Changing Data Breach Laws: Washington
Last spring, Washington State Governor Jay Inslee signed into law House Bill 1071. As reported on the Hunton Andrew Kurth’s Privacy & Information Security Law blog, this law amends the state’s data breach notification law by:
- Expanding the definition of personal information.
- Allowing notification by email.
- Expanding the content required for notification.
- Tightening the timeline required for notifying affected individuals and the state attorney general.
Signed: May 7, 2019
Effective: March 1, 2020
Read the full text of the HB 1071 regulation here.
Alignment with Previously Identified Trends in Changing Data Breach Laws
This new regulation aligns with three recently identified trends published in the RadarFirst 2020 regulatory trends ebook:
Expanding Scope of Personal Information
How a regulation defines personal information significantly impacts what could potentially trigger a breach notification obligation.

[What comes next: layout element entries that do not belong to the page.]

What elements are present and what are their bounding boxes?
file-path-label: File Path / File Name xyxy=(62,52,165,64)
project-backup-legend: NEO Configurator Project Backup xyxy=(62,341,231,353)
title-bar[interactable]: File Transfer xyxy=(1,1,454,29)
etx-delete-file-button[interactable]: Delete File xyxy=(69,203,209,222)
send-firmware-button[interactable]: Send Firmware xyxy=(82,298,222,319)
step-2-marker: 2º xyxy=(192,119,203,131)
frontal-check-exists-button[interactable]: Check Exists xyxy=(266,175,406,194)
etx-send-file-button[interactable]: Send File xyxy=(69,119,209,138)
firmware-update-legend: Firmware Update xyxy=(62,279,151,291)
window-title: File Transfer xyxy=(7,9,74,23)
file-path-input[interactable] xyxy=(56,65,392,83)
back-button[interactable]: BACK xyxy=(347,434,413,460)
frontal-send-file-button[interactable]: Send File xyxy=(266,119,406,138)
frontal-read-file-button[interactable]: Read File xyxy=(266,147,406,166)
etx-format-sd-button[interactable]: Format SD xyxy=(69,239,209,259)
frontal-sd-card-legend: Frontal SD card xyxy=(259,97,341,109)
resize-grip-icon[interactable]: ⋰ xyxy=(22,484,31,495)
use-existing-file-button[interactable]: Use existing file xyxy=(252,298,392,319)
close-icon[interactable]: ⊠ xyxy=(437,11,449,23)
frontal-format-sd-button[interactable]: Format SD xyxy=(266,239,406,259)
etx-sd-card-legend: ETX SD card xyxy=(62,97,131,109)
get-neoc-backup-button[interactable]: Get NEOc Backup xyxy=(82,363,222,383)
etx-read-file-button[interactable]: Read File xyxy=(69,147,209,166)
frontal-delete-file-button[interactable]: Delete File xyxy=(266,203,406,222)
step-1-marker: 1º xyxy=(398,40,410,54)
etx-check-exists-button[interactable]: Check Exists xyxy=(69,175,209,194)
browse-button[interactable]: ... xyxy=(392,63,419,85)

The scope of what qualifies as personal information has continued to expand since the first data breach notification law went into effect in California in 2003.

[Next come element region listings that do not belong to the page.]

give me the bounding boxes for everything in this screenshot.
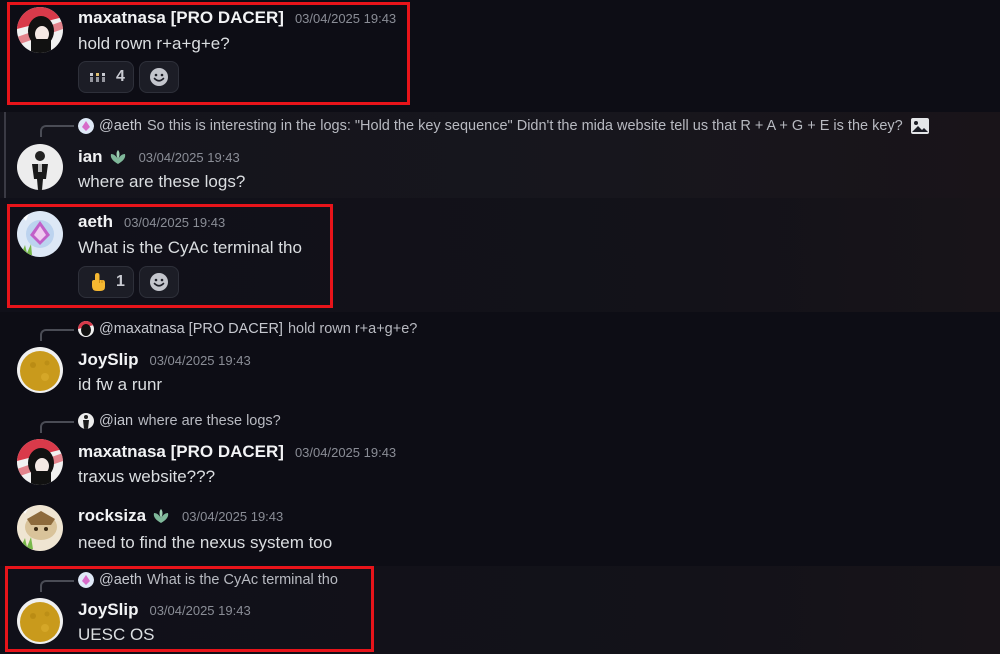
image-icon — [910, 118, 929, 134]
reply-preview[interactable]: @aeth What is the CyAc terminal tho — [78, 572, 338, 588]
username[interactable]: maxatnasa [PRO DACER] — [78, 8, 284, 28]
reply-username[interactable]: @maxatnasa [PRO DACER] — [99, 321, 283, 337]
message-maxatnasa-1: maxatnasa [PRO DACER] 03/04/2025 19:43 h… — [0, 0, 1000, 104]
username[interactable]: ian — [78, 147, 103, 167]
role-flower-icon — [151, 507, 171, 525]
reactions: 4 — [78, 61, 179, 93]
message-list: maxatnasa [PRO DACER] 03/04/2025 19:43 h… — [0, 0, 1000, 654]
timestamp: 03/04/2025 19:43 — [294, 444, 397, 460]
message-content: traxus website??? — [78, 467, 216, 486]
message-rocksiza: rocksiza 03/04/2025 19:43 need to find t… — [0, 500, 1000, 566]
message-content: What is the CyAc terminal tho — [78, 238, 302, 257]
message-content: need to find the nexus system too — [78, 533, 333, 552]
timestamp: 03/04/2025 19:43 — [149, 602, 251, 618]
avatar-joyslip[interactable] — [17, 598, 63, 644]
timestamp: 03/04/2025 19:43 — [138, 149, 240, 165]
avatar-maxatnasa[interactable] — [17, 439, 63, 485]
reply-avatar-aeth — [78, 572, 94, 588]
avatar-joyslip[interactable] — [17, 347, 63, 393]
avatar-maxatnasa[interactable] — [17, 7, 63, 53]
reply-connector — [40, 329, 74, 341]
message-joyslip-1: @maxatnasa [PRO DACER] hold rown r+a+g+e… — [0, 316, 1000, 408]
message-aeth: aeth 03/04/2025 19:43 What is the CyAc t… — [0, 198, 1000, 312]
reply-text: What is the CyAc terminal tho — [146, 572, 338, 588]
timestamp: 03/04/2025 19:43 — [294, 10, 397, 26]
message-content: where are these logs? — [78, 172, 246, 191]
reply-preview[interactable]: @aeth So this is interesting in the logs… — [78, 117, 930, 135]
reply-username[interactable]: @aeth — [99, 118, 142, 134]
reaction-button[interactable]: 1 — [78, 266, 134, 298]
timestamp: 03/04/2025 19:43 — [149, 352, 251, 368]
avatar-ian[interactable] — [17, 144, 63, 190]
role-flower-icon — [108, 148, 128, 166]
avatar-rocksiza[interactable] — [17, 505, 63, 551]
reaction-count: 4 — [116, 68, 125, 85]
avatar-aeth[interactable] — [17, 211, 63, 257]
message-joyslip-2: @aeth What is the CyAc terminal tho JoyS… — [0, 566, 1000, 654]
message-maxatnasa-2: @ian where are these logs? maxatnasa [PR… — [0, 408, 1000, 500]
reactions: 1 — [78, 266, 179, 298]
smiley-icon — [149, 273, 168, 291]
smiley-icon — [149, 68, 168, 86]
username[interactable]: maxatnasa [PRO DACER] — [78, 442, 284, 462]
reply-text: hold rown r+a+g+e? — [287, 321, 418, 337]
pointing-up-emoji-icon — [87, 271, 109, 293]
message-ian: @aeth So this is interesting in the logs… — [0, 112, 1000, 198]
reply-avatar-maxatnasa — [78, 321, 94, 337]
reply-connector — [40, 421, 74, 433]
timestamp: 03/04/2025 19:43 — [182, 508, 284, 524]
reply-preview[interactable]: @maxatnasa [PRO DACER] hold rown r+a+g+e… — [78, 321, 417, 337]
reply-text: So this is interesting in the logs: "Hol… — [146, 118, 903, 134]
reply-username[interactable]: @aeth — [99, 572, 142, 588]
reply-username[interactable]: @ian — [99, 413, 133, 429]
username[interactable]: JoySlip — [78, 600, 138, 620]
reply-avatar-ian — [78, 413, 94, 429]
reaction-count: 1 — [116, 273, 125, 290]
timestamp: 03/04/2025 19:43 — [123, 214, 226, 230]
sparkle-eyes-emoji-icon — [87, 66, 109, 88]
reply-connector — [40, 125, 74, 137]
add-reaction-button[interactable] — [138, 266, 179, 298]
reply-connector — [40, 580, 74, 592]
reaction-button[interactable]: 4 — [78, 61, 134, 93]
reply-preview[interactable]: @ian where are these logs? — [78, 413, 281, 429]
reply-avatar-aeth — [78, 118, 94, 134]
username[interactable]: rocksiza — [78, 506, 146, 526]
add-reaction-button[interactable] — [138, 61, 179, 93]
reply-text: where are these logs? — [138, 413, 281, 429]
username[interactable]: JoySlip — [78, 350, 138, 370]
reply-guide — [4, 112, 6, 198]
message-content: hold rown r+a+g+e? — [78, 34, 230, 53]
username[interactable]: aeth — [78, 212, 113, 232]
message-content: id fw a runr — [78, 375, 163, 394]
message-content: UESC OS — [78, 625, 155, 644]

In 2019, several states added online credentials and/or biometric data.
With the passage of HB 1071, Washington follows this trend by expanding the scope of personal information to also include online credentials and biometric data—similar to the New York SHIELD Act.
Specifying Notification Content
In most states, the first wave of data breach notification laws did not typically specify what information must be included in a notice to affected individuals. More recently, we’ve seen an emergence of notification content requirements as states amend their general breach notification statutes.
In 2019, six states added this specificity: Delaware, Massachusetts, New Jersey, New York, Ohio, and South Carolina.
Washington’s amended law follows this trend by requiring that notification content to affected individuals includes:
- How long the breached information was exposed.
- The date the breach occurred.
- The date the breach was discovered.
The Requirement to Notify the State Attorney General
State attorneys general themselves are the driving force behind this growing trend. Not only do their offices help consumers deal with the repercussions of a data breach, they also investigate data security lapses and enforce data breach notification laws. Keeping abreast of data breaches is critical to performing this work.
In 2019, four states added a requirement to notify the attorney general in the event of a breach: Arkansas, Massachusetts, Maryland, and New York.
When HB 1071 takes effect, notice to Washington’s state attorney general must include:
- The types of information breached
- How long the breached information was exposed
- The actions taken to contain the breach.
In addition, the timeline for individual and AG notification has been shortened from 45 to 30 days.
What Does This Mean for Privacy Professionals?
With all the movement in state, federal, and global data breach notification regulations, navigating the complex and ever-changing data breach law landscape means staying on top of pending and recently passed legislation and identifying common themes in changing regulations.
It also means establishing an incident response process that takes inefficiency and guesswork out of the equation. A mature incident response process will be:
- Defensible: You need to be able to show consistent, objective multi-factor risk assessments and well-documented criteria for your decisions whether to notify or not.
- Universal: Your risk assessment and response need to take into account all the laws that may apply in each separate incident.
- Fast and accurate: Your team needs to arrive at the right notification decision in time to meet compliance deadlines for every applicable regulation and jurisdiction.